In 2009, Connecticut Representative Rosa DeLauro introduced The Healthy Families Act - a measure that would require employers with 15 or more workers to grant their employees up to seven paid sick days a year to care for a child, a parent, a spouse or someone else close who became ill. A coalition of approximately 150 women's, civil rights, health, faith-based, and labor organizations (including the AFL-CIO, American Civil Liberties Union, Center for American Progress Action Fund, Economic Policy Institute, Families USA and many others) has since formed to support the bill's passage. However, corporate lobbyists have taken great strides to block the legislation, causing the Healthy Families Initiative to languish in committee for the past three years.

We need your help to pressure our elected Representatives to salvage this crucial bill! In order to strengthen jobs and the economy, protect public health and give working families a helping hand - support the passage of paid sick days for all!

And here are some facts about US health care provision and the affects of lack of it:

The U.S. Census Bureau reported that 49.9 million residents, 16.3% of the population, were uninsured in 2010 (up from 49.0 million residents, 16.1% of the population, in 2009).[1][2]

According to the World Health Organization (WHO), the United States spent more on health care per capita ($7,146), and more on health care as percentage of its GDP (15.2%), than any other nation in 2008.[3] The United States had the fourth highest level of government health care spending per capita ($3,426), behind three countries with higher levels of GDP per capita: Monaco, Luxembourg, and Norway.[3]

A 2001 study in five states found that medical debt contributed to 46.2% of all personal bankruptcies and in 2007, 62.1% of filers for bankruptcies claimed high medical expenses.[4] Since then, health costs and the numbers of uninsured and underinsured have increased.[5]

Active debate about health care reform in the United States concerns questions of a right to health care, access, fairness, efficiency, cost, choice, value, and quality. Some have argued that the system does not deliver equivalent value for the money spent.
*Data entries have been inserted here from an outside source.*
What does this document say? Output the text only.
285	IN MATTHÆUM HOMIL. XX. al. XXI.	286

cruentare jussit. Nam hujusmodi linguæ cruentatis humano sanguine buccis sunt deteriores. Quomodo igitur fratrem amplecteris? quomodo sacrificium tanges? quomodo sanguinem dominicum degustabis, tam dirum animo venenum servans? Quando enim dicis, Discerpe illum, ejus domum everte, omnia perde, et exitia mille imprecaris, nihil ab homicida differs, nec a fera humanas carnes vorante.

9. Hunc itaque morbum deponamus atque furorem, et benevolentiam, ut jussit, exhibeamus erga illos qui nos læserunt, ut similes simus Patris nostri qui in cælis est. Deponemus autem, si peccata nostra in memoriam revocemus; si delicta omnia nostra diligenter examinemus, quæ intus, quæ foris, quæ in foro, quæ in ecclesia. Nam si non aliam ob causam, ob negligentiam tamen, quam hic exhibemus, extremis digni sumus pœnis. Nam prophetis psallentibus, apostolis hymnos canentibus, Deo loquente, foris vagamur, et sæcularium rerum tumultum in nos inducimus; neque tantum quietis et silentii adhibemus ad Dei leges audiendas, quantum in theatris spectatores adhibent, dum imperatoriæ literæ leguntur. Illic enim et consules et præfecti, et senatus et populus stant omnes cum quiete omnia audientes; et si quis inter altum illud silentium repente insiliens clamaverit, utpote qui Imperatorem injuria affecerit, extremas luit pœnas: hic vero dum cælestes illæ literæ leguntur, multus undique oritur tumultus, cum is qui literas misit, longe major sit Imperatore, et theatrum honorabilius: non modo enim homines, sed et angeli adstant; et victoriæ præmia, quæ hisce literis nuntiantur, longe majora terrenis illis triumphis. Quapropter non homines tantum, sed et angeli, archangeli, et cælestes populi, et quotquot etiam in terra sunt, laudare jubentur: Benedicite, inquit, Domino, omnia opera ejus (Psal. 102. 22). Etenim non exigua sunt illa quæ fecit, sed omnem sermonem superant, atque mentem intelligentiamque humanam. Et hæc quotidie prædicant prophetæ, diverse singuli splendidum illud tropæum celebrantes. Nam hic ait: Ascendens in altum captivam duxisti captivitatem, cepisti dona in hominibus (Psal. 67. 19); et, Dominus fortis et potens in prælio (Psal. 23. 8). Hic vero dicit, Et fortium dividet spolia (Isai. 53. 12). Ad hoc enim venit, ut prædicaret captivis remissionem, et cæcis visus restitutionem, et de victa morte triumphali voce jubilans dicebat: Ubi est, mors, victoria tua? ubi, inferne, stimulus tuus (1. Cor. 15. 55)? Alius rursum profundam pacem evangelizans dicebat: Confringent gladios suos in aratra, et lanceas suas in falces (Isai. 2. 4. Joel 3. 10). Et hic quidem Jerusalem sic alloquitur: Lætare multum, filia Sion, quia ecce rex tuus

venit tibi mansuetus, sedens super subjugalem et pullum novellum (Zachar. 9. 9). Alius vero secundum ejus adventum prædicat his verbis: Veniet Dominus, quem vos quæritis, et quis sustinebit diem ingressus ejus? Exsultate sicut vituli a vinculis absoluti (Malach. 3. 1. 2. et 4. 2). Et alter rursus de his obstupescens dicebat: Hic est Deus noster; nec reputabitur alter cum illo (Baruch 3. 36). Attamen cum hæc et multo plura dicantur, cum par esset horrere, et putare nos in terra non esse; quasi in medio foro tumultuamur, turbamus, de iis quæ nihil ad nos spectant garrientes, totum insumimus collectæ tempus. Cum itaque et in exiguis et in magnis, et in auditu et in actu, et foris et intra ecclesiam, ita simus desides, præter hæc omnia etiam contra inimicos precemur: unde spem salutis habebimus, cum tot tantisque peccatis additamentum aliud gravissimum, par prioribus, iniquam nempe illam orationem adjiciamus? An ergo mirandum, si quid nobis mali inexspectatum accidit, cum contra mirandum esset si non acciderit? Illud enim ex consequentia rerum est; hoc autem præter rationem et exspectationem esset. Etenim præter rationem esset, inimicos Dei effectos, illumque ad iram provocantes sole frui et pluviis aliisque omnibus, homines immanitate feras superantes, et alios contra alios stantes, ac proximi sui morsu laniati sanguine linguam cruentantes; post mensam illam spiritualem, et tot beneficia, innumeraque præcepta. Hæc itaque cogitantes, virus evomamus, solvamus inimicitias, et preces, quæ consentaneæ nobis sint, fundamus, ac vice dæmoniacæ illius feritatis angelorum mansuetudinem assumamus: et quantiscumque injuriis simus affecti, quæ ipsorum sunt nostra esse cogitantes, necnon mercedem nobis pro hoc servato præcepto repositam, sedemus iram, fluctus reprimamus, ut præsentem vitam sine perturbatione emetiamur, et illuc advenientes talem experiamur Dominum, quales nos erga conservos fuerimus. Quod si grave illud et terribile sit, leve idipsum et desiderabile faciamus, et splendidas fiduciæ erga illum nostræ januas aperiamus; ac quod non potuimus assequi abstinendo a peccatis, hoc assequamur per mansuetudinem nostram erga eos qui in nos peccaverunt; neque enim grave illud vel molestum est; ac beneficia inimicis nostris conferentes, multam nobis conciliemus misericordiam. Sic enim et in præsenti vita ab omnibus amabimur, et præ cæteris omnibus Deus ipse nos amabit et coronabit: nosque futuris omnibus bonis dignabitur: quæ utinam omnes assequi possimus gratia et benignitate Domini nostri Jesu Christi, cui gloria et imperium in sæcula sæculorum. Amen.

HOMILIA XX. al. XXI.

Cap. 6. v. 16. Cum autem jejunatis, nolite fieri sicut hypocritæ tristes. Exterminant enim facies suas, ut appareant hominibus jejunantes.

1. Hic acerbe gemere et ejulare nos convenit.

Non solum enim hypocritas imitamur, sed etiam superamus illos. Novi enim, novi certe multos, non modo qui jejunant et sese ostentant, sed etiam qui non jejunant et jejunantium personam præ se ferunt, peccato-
The USA pays twice as much yet lags behind other wealthy nations in such measures as infant mortality and life expectancy.

Currently, the USA has a higher infant mortality rate than most of the world's industrialized nations.[nb 1][6] In the United States life expectancy is 42nd in the world, after some other industrialized nations, lagging the other nations of the G5 (Japan, France, Germany, UK, USA) and just after Chile (35th) and Cuba (37th).[7]

Life expectancy at birth in the USA, 78.49, is 50th in the world, below most developed nations and some developing nations.

That's extracted from the Wikipedia article on US health care provision which also tells us that:

In the United States, ownership of the health care system is mainly in private hands, though federal, state, county, and city governments also own certain facilities.

And of course:

As in most other countries, the manufacture and production of pharmaceuticals and medical devices is carried out by private companies.

So when Republican Mitt Romney boasts that the United States spends more of its GDP on health care than most other countries, you need not be a genius to figure out possible reasons why there's a wide gap between what is spent and what is provided, besides the difference between the care you can get if you are rich and what others receive, if they are lucky.

US Republicans, neo cons and Tea Party nutters have been trying to terrify Americans with horror stories about Britain's NHS, socialised health care and supposed "rationing". Sometimes the scare stories may be boosted by British hacks who are in the pocket of private health insurers or providers.

Having worked in, as well as used, our National Health Service, I do think it has rooms for improvement.